António Mexia, CEO da EDP

Foto Luís Barra

Emails obtidos pelos procuradores do Ministério Público reforçam as provas de que a administração da EDP trabalhou com o Ministério da Economia na preparação de diplomas e avaliações na área da energia

Miguel Prado

Miguel Prado

Jornalista

O Departamento Central de Investigação e Ação Penal (DCIAP) obteve novos emails que mostram de que forma a administração da EDP participou, em 2007, no planeamento do regime CMEC - Custos para a Manutenção do Equilíbrio Contratual e da avaliação da extensão das concessões hídricas. O envolvimento da gestão de topo da elétrica foi feito através de Rui Cartaxo, então assessor do ministro da Economia Manuel Pinho, mostram os emails divulgados pela SIC.

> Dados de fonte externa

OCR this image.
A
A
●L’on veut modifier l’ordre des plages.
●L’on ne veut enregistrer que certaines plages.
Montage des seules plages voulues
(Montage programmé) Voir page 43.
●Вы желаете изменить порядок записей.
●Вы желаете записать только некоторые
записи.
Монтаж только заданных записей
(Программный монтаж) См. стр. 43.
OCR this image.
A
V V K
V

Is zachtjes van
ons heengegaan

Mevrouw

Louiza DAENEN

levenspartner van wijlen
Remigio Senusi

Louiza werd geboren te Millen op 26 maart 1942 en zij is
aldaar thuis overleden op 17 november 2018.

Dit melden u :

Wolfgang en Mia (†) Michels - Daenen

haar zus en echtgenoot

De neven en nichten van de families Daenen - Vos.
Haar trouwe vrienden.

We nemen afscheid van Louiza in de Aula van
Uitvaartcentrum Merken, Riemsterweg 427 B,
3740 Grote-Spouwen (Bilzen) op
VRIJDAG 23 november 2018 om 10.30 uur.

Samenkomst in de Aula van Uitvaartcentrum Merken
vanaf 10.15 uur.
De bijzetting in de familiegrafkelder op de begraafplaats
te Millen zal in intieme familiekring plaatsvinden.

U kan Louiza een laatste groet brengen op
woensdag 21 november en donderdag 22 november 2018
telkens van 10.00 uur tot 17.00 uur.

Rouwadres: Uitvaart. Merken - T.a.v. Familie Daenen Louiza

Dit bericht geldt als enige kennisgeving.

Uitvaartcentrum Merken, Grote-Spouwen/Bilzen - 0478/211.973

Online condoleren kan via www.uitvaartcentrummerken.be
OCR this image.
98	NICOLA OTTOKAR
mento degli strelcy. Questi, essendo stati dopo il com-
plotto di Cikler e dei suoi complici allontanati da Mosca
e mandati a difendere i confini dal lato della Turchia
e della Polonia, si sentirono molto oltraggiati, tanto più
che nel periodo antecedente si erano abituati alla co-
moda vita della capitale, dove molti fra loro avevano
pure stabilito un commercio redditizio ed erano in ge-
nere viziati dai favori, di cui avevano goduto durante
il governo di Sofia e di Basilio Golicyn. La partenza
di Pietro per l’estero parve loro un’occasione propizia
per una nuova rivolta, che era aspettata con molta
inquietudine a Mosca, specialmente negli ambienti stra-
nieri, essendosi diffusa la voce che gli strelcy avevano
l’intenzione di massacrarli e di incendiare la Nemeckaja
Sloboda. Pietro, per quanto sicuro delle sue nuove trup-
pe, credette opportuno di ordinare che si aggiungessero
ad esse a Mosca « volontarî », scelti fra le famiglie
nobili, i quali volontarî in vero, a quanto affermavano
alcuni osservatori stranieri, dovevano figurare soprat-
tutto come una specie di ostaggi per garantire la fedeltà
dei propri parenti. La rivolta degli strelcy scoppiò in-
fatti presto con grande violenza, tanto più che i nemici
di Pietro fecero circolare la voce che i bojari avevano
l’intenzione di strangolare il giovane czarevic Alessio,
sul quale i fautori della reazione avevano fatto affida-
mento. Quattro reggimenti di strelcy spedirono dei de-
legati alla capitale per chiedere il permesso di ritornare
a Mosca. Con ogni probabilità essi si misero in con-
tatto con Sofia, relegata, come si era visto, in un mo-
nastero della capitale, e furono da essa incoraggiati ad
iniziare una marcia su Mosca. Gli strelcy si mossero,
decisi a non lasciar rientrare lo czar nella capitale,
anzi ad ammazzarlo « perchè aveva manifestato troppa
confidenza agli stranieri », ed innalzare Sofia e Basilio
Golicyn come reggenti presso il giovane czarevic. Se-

"Falei hoje com RC [Rui Cartaxo] que me disse que já havia falado com a CGD [Caixa Geral de Depósitos] e CSFB [Credit Suisse First Boston] para os contratar para fazerem a avaliação do domínio hídrico em duas semanas. Confirmou-me ter lido os documentos que lhe enviámos e que lhe pareceram bastante bem", lê-se num email que João Manso Neto, administrador da EDP, enviou a 8 de janeiro de 2007 ao presidente executivo da elétrica, António Mexia.

No mesmo email, Manso Meto revela as sugestões que a administração da EDP fez a Rui Cartaxo. "Sugeri-lhe duas coisas: a) que aprovasse rapidamente o Decreto-Lei dos CMEC para não termos problemas com os auditores. RC [Rui Cartaxo] percebeu e disse-me que ia tentar que o assunto fosse a Conselho de Ministros esta semana; b) Acompanhasse a tramitação do pedido de autorização legislativa da lei da água prevenindo atrasos burocráticos".

Entre os emails no processo EDP está também correspondência de 2007 que aponta para a preparação de projetos legislativos por parte da EDP. Em novembro do ano passado o Expresso já havia revelado, em primeira mão, a existência dessa intervenção da administração da elétrica na redação de um draft de uma resolução de conselho de ministros no âmbito da entrada em vigor do regime CMEC (rendas que a EDP receberia a partir de 2007 como compensação pela cessação antecipada dos seus contratos de aquisição de energia).

Segundo a SIC, além de terem transcrito o conteúdo de alguns dos emails para o processo, os procuradores do DCIAP prosseguem a investigação a Manuel Pinho com mais pistas, estando a analisar o envolvimento da Caixa Geral de Depósitos no financiamento do projeto industrial da espanhola La Seda de Barcelona em Sines. O projeto tornaria o banco estatal o maior credor da fábrica da Artlant, que em 2017 entrou em insolvência.